Renato examinó atentamente a Carlos.

—Pero habrá muerto dentro de diez minutos. Tenéis, por lo tanto, diez minutos de vida; tal vez menos.

—¿Qué hacer entonces?

—Huir sin perder un minuto, sin perder ni siquiera un segundo.

—¿Por dónde? Si esperan en la antecámara me matarán al salir.

—Escuchad: arriesgo todo por vos, no lo olvidéis nunca.

—Pierde cuidado.

—Seguidme por este pasaje secreto: os conduciré hasta la poterna. Luego, para darnos tiempo, iré a decir a la reina madre que bajáis. Catalina supondrá que descubristeis vos mismo la salida secreta y que la aprovechasteis para huir. Venid, venid conmigo.

Enrique se inclinó hacia Carlos y le dio un beso en la frente.

—Adiós, hermano mío —dijo—, no olvidaré lo postrer deseo. No olvidaré que lo última voluntad fue hacerme rey. Muere en paz. En nombre de mis hermanos lo perdono la sangre derramada.

—Vamos, vamos —dijo Renato—, el rey vuelve en sí; huid antes de que abra los ojos.

—¡Nodriza! —murmuró Carlos—. ¡Nodriza!

Enrique cogió de la cabecera de la cama la espada del rey moribundo, ocultó en su pecho el pergamino que le nombraba regente y, besando por última vez a su cuñado, dio la vuelta alrededor de la cama y desapareció rápidamente por la salida secreta que se cerró tras él.

—¡Nodriza! —llamó el rey con voz más fuerte—. ¡Nodriza!

La buena mujer acudió a su llamada.

—¿Qué quieres, Carlos mío? —le preguntó.

—Nodriza —dijo el rey con los ojos desorbitados, en los que había ya la fijeza terrible de la muerte—. Debe de haber ocurrido algo cuando dormía. ¡Veo una gran luz! Veo a Dios Nuestro Señor; veo a Jesús y a la Santísima Virgen María. Ellos le ruegan, le suplican por mí: El Señor Todopoderoso me perdona…, me llama… ¡Dios mío!… ¡Dios mío!… Recibidme en vuestra misericordia. ¡Dios mío! Olvidad que fui rey, ya que me presento a vos sin cetro y sin corona. ¡Dios mío! Olvidad los crímenes del rey para acordaros tan sólo de los sufrimientos del hombre. ¡Dios mío! Aquí me tenéis.

Carlos, que a medida que pronunciaba estas palabras se había ido levantando poco a poco como para acudir a la voz que le llamaba, exhaló un suspiro y cayó rígido y yerto en brazos de su nodriza.
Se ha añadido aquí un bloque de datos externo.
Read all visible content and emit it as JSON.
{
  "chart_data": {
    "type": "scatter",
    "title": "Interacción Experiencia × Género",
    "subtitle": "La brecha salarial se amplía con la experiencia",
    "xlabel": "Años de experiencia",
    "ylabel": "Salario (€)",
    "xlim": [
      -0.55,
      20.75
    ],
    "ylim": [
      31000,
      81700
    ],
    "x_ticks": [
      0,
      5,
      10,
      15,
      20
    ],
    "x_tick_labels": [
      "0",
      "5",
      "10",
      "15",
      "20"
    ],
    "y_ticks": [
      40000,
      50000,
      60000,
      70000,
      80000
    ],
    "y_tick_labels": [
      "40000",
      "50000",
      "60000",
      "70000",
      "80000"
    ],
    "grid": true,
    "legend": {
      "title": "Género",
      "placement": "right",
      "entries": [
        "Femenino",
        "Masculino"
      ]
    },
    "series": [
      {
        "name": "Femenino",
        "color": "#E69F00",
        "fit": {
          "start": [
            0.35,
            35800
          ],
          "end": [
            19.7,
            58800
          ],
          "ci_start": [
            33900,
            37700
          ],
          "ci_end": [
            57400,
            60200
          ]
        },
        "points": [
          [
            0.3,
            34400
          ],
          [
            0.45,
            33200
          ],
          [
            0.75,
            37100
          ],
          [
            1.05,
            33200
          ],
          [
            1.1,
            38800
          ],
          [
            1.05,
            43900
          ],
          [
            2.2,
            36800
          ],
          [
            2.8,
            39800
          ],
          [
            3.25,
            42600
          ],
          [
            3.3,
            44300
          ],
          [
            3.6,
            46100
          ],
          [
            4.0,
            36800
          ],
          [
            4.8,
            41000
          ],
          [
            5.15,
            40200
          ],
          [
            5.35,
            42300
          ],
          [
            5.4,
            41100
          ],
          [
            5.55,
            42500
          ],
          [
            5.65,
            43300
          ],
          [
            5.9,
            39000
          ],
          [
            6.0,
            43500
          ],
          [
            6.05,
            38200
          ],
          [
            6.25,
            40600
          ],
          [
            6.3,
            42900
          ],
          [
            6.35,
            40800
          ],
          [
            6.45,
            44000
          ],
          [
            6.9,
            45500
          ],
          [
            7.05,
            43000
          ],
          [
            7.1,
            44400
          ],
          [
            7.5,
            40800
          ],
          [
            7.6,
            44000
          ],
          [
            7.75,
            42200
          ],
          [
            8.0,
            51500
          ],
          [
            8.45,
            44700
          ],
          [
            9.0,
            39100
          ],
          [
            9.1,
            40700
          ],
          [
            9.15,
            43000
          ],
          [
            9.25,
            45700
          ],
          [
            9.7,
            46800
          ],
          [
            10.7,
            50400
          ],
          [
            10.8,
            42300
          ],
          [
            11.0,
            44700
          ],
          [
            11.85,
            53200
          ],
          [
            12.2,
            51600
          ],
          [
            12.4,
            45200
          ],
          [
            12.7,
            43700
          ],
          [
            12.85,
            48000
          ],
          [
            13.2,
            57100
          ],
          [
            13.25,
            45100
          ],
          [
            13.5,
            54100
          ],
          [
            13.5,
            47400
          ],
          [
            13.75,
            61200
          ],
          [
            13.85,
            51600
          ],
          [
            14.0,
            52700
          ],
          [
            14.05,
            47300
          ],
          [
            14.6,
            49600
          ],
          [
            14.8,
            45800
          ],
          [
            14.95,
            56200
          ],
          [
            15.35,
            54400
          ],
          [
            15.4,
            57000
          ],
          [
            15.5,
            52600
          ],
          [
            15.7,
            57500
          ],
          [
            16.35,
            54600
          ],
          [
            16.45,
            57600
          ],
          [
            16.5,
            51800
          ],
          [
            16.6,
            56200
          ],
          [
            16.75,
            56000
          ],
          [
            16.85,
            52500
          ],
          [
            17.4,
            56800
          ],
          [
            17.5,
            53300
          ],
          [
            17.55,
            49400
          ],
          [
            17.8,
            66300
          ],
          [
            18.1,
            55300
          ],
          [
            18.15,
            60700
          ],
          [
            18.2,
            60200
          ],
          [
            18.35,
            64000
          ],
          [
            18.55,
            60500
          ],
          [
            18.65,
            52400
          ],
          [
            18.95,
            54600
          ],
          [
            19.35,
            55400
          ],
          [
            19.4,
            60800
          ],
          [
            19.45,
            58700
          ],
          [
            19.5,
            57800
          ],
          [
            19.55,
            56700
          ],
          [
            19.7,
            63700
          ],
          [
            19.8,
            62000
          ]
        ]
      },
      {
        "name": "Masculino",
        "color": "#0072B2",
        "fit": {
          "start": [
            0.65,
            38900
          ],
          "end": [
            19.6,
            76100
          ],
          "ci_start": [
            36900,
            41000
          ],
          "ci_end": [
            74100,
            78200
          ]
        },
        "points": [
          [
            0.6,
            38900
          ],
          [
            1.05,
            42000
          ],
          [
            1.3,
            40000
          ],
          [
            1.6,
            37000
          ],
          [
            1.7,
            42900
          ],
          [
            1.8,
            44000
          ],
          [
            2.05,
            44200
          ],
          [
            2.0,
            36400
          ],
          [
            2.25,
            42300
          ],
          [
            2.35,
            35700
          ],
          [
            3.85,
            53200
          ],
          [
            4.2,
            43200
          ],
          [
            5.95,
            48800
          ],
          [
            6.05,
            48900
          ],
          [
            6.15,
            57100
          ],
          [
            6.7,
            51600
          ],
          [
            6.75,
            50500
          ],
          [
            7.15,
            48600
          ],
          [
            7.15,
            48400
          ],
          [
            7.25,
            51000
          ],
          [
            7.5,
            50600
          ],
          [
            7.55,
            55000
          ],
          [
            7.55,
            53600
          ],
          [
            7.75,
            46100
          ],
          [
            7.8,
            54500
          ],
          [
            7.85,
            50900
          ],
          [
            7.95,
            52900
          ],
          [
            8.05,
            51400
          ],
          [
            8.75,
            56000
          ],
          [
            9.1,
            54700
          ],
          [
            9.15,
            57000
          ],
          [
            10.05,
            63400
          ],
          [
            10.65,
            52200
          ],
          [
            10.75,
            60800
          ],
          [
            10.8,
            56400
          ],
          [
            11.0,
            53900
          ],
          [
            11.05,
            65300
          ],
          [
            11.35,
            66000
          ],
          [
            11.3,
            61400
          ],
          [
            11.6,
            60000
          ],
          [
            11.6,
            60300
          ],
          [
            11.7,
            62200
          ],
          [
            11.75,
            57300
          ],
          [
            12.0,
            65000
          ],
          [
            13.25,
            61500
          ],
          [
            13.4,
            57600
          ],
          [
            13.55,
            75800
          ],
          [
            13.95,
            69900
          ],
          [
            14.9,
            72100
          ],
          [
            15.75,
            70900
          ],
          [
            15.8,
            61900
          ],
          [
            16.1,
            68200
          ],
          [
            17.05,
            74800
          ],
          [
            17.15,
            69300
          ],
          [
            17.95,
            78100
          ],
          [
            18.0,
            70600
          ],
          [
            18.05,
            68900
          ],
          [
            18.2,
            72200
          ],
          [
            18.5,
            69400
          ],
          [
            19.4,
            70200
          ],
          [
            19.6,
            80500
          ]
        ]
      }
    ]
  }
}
Mientras, los soldados, obedeciendo las órdenes de Catalina, se dirigían hacia la salida conocida por todos y por la que Enrique debía pasar; este, guiado por Renato, se encaminó por el corredor secreto, llegó a la poterna y, saltando sobre el caballo que le aguardaba, salió al galope en dirección al lugar donde esperaba encontrar a De Mouy.

De pronto, al oír el galope de su caballo, algunos centinelas se volvieron gritando:

—¡Se escapa! ¡Se escapa!

—¿Quién? —preguntó la reina madre asomándose a una ventana.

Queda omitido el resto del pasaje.